Urocidin, on the other hand, is designed to work in 30 minutes and can be maintained at an effective level even with the dilutive effect of urine, McRae explained.

He said only a handful of companies are working on new treatments for bladder cancer using chemotherapy or toxins bound to antibodies. But Bioniche's product candidate is the most advanced and has what McRae called the "crème de la crème of urologists" in its clinical program who hail from top medical institutions such as Memorial Sloan Kettering and Johns Hopkins.

Prior to the deal with Endo, Urocidin was the only advanced product in the urology area that still was unpartnered, McRae noted. Bioniche had been in discussion with multinational companies that claimed to be in the urology space, "but weren't really," he said, adding that he was surprised by the lack of understanding of the field.

Endo had purchased the urology company Indevus, a move that McRae said, "clearly steered Endo toward us." He said Endo and Bioniche had "a lot of synergy" between their clinical and research groups.

In August, Endo plans to launch Valstar for BCG-refractory bladder cancer, David Holveck, president and CEO of Endo said in a statement. "If successful in clinical development, Urocidin has the potential to extend and enhance our recent therapeutic expansion and strengthen the Valstar franchise," Holveck said.

About 70,000 patients in the U.S. are diagnosed with bladder cancer each year.

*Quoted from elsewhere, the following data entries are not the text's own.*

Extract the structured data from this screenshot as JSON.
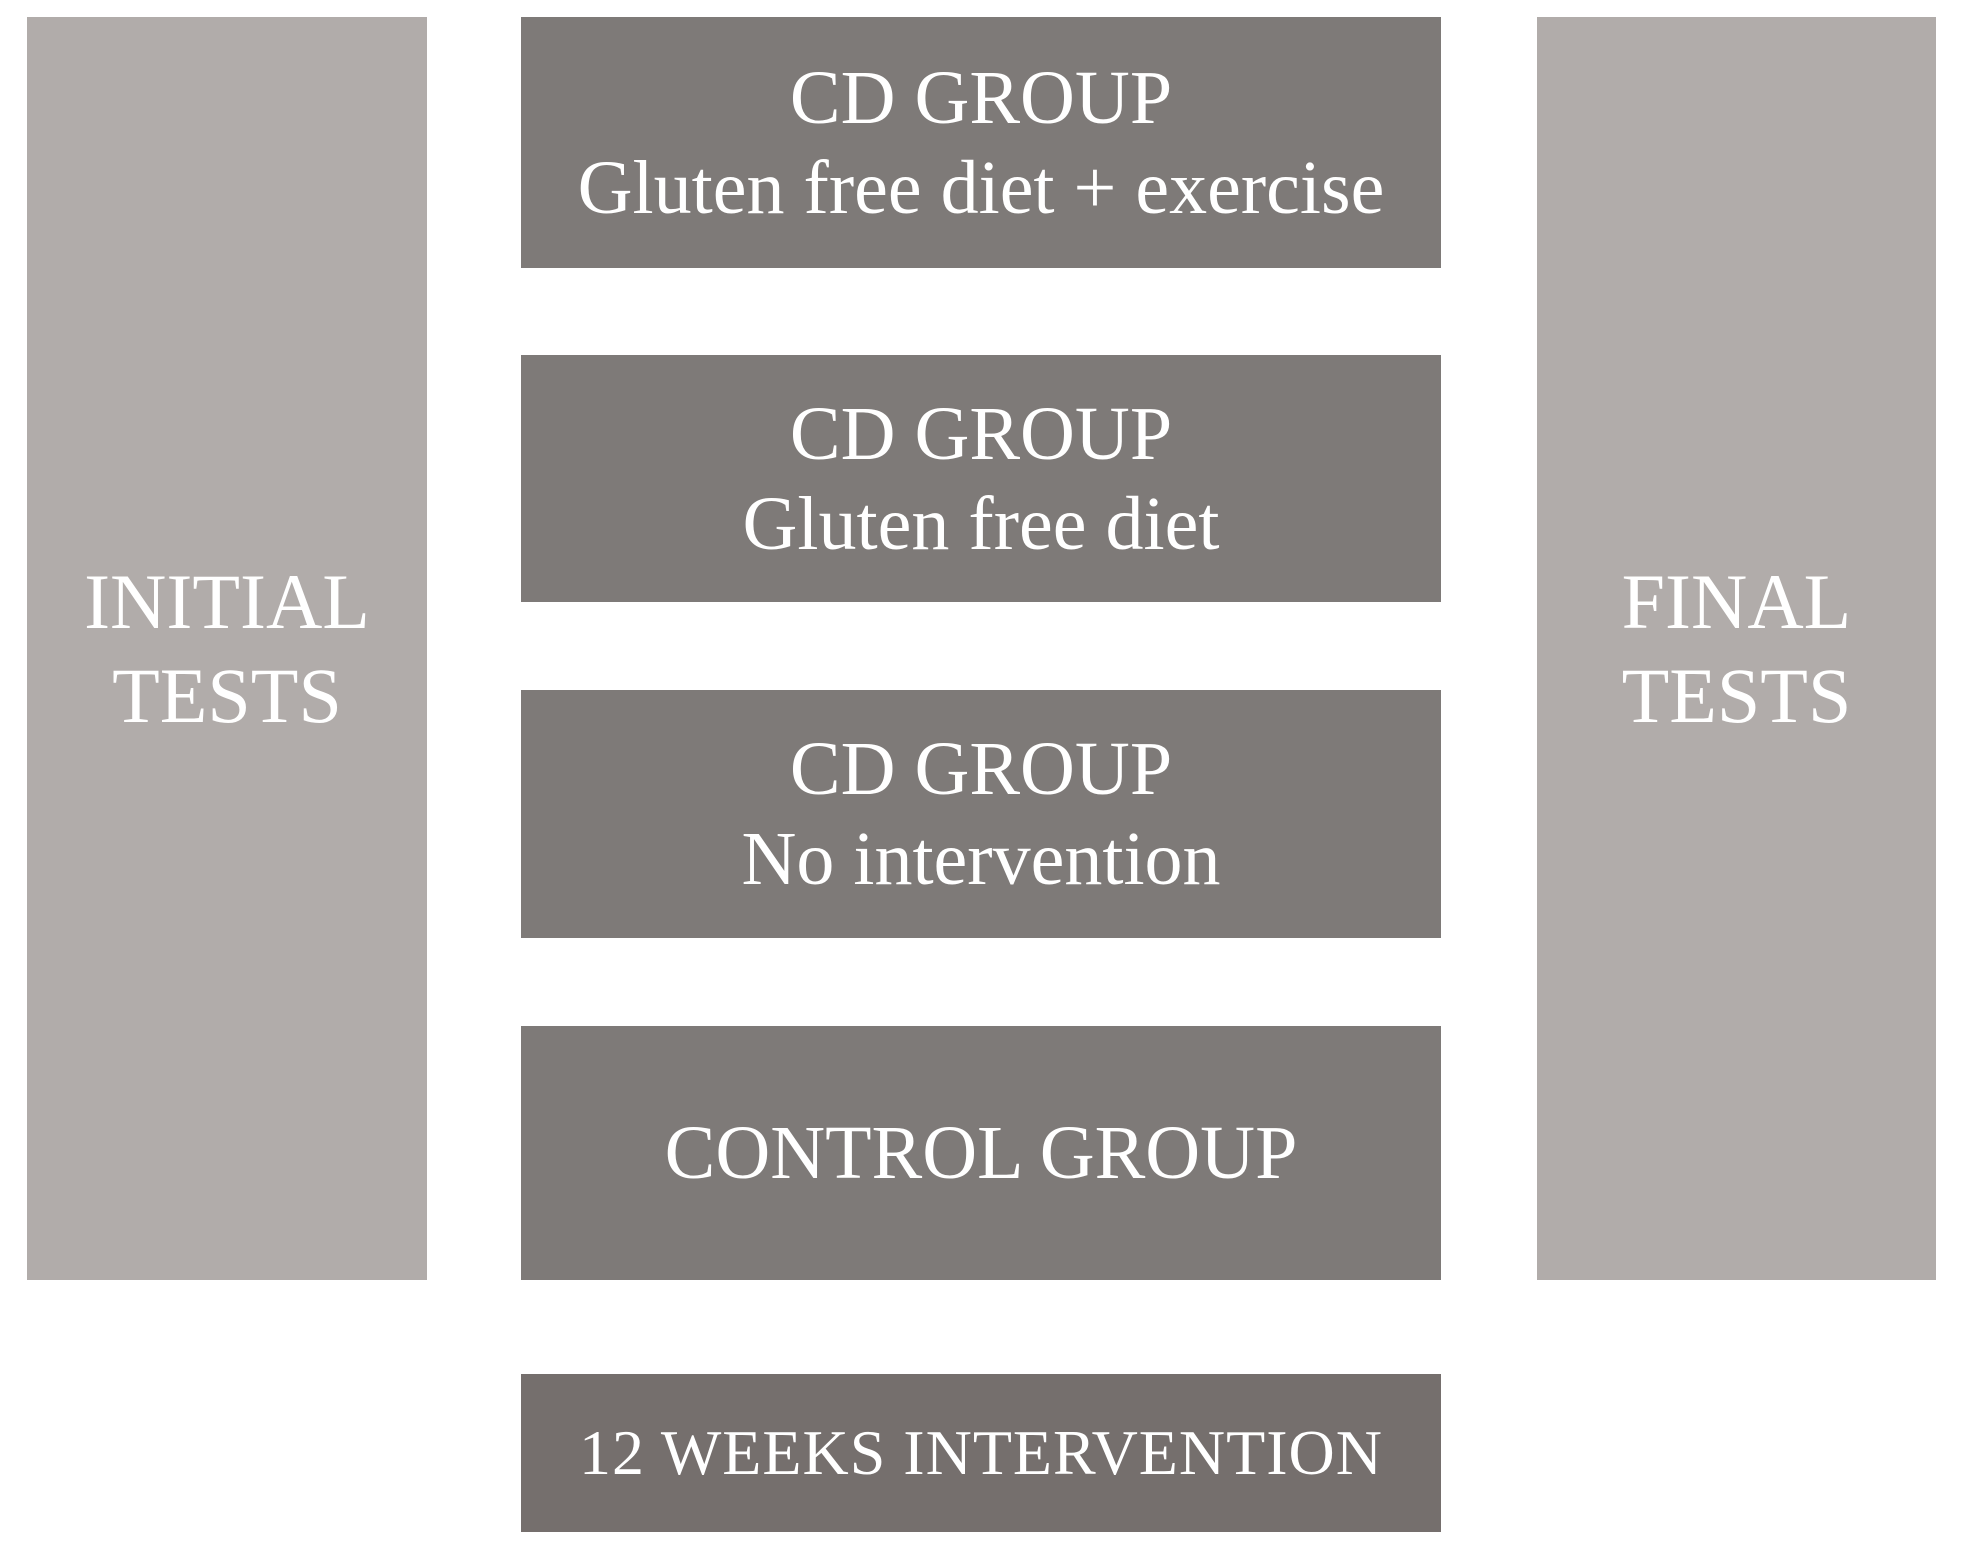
{
  "figure": {
    "left_panel": {
      "line1": "INITIAL",
      "line2": "TESTS"
    },
    "right_panel": {
      "line1": "FINAL",
      "line2": "TESTS"
    },
    "groups": [
      {
        "title": "CD GROUP",
        "subtitle": "Gluten free diet + exercise"
      },
      {
        "title": "CD GROUP",
        "subtitle": "Gluten free diet"
      },
      {
        "title": "CD GROUP",
        "subtitle": "No intervention"
      },
      {
        "title": "CONTROL GROUP",
        "subtitle": ""
      }
    ],
    "timeline": {
      "label": "12 WEEKS INTERVENTION"
    }
  },
  "palette": {
    "page_bg": "#ffffff",
    "side_panel_bg": "#b1acaa",
    "group_box_bg": "#7e7a78",
    "timeline_box_bg": "#756f6d",
    "text": "#ffffff"
  }
}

In addition, the cancers of many previously-diagnosed patients remain unresolved, sometimes leading to cystectomy (bladder removal) or death.

About 70 percent of bladder cancer patients have the non-muscle-invasive form of bladder cancer at diagnosis and potentially could be eligible for multiple treatments with Urocidin, if approved, according to Bioniche.

Shares in Bioniche (TSX:BNC) were up C12 cents or 26 percent, closing at C58 cents. Shares in Endo (NASDAQ:ENDP) were down 25 cents, closing at $17.09.